彼は、お米や嘉平爺さんがわなわな震えてゐる前を通って外へ出て行った。柴折戸を押倒して塵泥の庭を横切った。彼は土塀を跨ぐと、暫くそこに腰をかけてゐた。
彼は唾液を吐いた。そしてゆっくり身を起した。彼は跳んだ。真暗な深さ二十呎の闇が彼を吸ひ入れた。
彼は、地べたに身をぶつつけて、両脚が砕ける瞬間意識を失った。彼は最後の意識で、『浅原!俺も死ぬ!』そして同時に『失策(しま)った!』と思った。
――――――
田舎新聞のみならず、東京の新聞にも、この騒動の記事が載った。更らに、一週間の後には『中学校英語教師が××[共産]主義の宣伝』の大きな記事が全国の新聞に書き立てられた。○――先生は検挙されたのである。五名の学生も訊問された。
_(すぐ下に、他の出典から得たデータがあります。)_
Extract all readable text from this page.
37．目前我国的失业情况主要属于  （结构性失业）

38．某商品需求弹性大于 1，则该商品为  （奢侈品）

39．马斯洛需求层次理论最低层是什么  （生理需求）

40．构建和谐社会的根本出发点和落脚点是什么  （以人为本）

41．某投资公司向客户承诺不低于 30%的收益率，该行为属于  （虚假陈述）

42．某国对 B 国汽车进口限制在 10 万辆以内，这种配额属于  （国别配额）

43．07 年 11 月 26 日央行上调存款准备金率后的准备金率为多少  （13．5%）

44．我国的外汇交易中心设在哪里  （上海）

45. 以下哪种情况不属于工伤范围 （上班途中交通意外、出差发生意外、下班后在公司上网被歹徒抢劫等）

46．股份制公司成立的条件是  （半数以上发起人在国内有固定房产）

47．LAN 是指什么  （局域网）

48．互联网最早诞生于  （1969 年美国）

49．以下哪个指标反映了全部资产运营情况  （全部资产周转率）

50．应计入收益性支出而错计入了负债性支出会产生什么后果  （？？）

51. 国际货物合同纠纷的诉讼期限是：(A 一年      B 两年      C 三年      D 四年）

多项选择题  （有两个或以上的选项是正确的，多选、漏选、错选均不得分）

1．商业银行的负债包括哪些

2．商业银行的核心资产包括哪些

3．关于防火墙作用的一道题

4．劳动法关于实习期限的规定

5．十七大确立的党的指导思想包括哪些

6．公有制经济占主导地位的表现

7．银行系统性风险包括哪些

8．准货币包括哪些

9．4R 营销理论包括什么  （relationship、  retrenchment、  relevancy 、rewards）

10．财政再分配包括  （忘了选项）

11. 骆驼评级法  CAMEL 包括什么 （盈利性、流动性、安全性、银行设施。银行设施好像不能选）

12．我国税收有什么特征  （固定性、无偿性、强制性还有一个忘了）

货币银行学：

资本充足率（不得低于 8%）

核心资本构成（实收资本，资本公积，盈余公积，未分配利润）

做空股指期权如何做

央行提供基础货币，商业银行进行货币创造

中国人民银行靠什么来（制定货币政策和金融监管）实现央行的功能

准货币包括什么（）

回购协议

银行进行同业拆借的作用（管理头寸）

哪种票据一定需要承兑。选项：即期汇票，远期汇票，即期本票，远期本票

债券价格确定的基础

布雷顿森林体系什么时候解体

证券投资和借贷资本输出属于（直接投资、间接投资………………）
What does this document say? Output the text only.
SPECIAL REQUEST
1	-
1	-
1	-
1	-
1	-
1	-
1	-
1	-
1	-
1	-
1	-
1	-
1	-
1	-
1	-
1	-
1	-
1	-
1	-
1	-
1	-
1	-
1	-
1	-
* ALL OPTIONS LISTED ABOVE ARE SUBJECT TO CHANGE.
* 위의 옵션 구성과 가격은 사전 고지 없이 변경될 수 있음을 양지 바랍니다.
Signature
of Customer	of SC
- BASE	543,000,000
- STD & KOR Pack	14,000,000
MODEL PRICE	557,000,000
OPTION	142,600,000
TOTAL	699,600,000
田舎新聞には、同時に『某中学校長は稀代の色魔』と云ふ記事も出たが、大した反響を喚起することはなかった。
余計なことかも知れないが、次のことを書き添えて置かう。
賢太郎の保護者は、一ヶ月経たぬうちに元通りの体になった。こんな男に限って悪運が強いものである。賢太郎は息を吹き返へしたが両脚は切断しなければならぬ大骨折であった。彼の二本の脚は村医者によってくるぶしの上から断りとられた。そして死んだ。